V.                  Formula For Success in Battle

a.       Fight with truth.  Fill your mind with it.  Stand firm in it.  When tempted to turn back from following Christ, remember that the wages for that is certain death.  Identify the truth from God’s Word and hang onto it.  The reward WILL come.

b.      Remember your public profession of commitment to Christ.  You have given Him your faith and sworn allegiance.  Firm up your commitment and stand fast.

c.       Reflect on God’s ‘employment’, wages, servants, government, company, and country.  Is this not infinitely better than anything Satan has to offer? There is no middle ground.  It is one of two masters.  Remember that the enemy is a conniving destroyer.  God is good and only does us good.  Lay hold of that by faith.

d.      Do not entertain doubts about God’s care and protection.  Trust Him and His Word.  It is sure.  All things work together for good to them that love God.  Wait on Him.  He will make it plain.  Remember ‘Passion’ and ‘Patience’?  Remember that there is a future glory and we must patiently wait for it.

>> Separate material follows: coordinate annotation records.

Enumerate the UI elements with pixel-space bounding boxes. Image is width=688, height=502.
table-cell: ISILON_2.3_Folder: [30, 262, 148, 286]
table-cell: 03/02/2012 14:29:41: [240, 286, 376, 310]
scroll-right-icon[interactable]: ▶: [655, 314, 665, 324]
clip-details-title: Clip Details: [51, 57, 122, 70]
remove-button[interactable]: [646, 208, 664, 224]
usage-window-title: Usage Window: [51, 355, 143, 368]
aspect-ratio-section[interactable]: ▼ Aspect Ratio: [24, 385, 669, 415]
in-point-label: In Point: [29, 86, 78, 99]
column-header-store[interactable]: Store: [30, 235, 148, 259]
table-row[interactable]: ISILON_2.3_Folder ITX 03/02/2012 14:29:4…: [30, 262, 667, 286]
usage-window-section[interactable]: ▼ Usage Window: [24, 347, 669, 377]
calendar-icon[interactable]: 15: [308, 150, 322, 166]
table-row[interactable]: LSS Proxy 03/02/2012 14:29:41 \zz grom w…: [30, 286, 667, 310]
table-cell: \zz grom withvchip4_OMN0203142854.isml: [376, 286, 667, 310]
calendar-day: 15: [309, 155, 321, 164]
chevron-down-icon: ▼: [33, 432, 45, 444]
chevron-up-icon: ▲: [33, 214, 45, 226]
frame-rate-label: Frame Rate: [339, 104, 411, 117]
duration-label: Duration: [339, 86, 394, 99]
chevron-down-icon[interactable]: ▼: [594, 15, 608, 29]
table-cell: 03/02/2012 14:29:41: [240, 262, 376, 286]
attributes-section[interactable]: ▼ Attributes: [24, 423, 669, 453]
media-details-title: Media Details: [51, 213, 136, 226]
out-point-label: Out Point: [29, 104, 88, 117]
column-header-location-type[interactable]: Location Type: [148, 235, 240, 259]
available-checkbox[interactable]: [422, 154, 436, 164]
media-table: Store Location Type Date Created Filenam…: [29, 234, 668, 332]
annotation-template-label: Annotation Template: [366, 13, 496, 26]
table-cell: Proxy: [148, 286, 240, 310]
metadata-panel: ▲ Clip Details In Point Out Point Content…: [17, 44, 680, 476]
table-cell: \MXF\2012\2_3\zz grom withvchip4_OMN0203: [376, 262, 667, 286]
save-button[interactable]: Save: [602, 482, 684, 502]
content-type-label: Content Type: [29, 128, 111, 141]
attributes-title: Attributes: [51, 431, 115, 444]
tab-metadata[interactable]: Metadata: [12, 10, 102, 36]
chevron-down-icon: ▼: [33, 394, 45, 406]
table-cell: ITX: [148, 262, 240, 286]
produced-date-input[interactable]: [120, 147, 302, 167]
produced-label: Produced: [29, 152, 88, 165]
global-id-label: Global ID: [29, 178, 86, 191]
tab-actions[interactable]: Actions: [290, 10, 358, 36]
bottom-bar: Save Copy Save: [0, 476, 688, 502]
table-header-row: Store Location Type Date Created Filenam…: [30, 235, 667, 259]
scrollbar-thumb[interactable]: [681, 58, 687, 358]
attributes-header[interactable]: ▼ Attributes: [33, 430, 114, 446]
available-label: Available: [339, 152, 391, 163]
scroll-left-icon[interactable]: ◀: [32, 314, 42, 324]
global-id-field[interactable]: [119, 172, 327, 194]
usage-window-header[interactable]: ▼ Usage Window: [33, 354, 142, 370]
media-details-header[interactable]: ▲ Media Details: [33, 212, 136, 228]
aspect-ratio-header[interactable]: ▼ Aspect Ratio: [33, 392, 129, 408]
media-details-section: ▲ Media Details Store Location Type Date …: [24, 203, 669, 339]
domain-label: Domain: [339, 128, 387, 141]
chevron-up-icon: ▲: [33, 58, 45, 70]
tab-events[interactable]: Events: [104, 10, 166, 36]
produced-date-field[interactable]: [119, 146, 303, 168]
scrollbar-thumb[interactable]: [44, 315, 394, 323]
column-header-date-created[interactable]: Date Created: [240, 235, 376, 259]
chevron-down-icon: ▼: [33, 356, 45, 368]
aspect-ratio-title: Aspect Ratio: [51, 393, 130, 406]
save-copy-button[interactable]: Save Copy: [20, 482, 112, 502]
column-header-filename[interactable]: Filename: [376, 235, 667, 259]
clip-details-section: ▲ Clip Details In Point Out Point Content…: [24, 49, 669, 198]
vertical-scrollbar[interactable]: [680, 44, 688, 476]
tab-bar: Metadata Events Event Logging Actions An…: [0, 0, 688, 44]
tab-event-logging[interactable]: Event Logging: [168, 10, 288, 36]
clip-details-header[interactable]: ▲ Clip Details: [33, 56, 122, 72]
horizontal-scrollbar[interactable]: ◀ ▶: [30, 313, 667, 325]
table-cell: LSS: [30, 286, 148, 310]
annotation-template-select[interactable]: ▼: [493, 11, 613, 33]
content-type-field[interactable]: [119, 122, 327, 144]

e.      When remembrances of former sin come up, claim the promise of what God has revealed about Himself, that He is merciful, ready to forgive, and will abundantly pardon.

f.        Do NOT let go of your sword, the Word of God.  How will you fight without it?  The enemy of our soul cannot ultimately win, even with the fiercest of attacks, if God’s Word is hidden in our heart, as we purpose to read it, know it, cherish it, obey it.  It is our direct connection with the Author.

VI.                 Conclusion

a.       In the words of Carolyn Staley:  “Human pride met diabolical pride that day in the Valley of Humiliation.  If God had not had a wise and good purpose for Christian in this confrontation, there would have been no doubt as to the outcome of the battle.  He was no match for Apollyon!  In surviving the conflict, glory would be brought to God alone.”  And so it is with us.  We do not have what it takes to fight or stay in the battle and come out victors.  We should not under-estimate the power of the enemy nor over-estimate our own strength.  Satan employs those things with which we have our greatest struggles.  His arrows are aimed at our weakest points.  Knowing this (if we know ourselves) is helpful in aiding us to be aware.  What is my weakest point?  Remember, he is subtle.  He is not going to tempt us with something that doesn’t look good to us….something which we will shrink from in horror; it will be something that appeals to our flesh. 

b.      Satan is on God’s leash; even in the heat of the battle, God is in control (“as God would have it”) and will use even the work of His enemy to purge and perfect us.  That is His sure work of sanctification.  Amazing grace!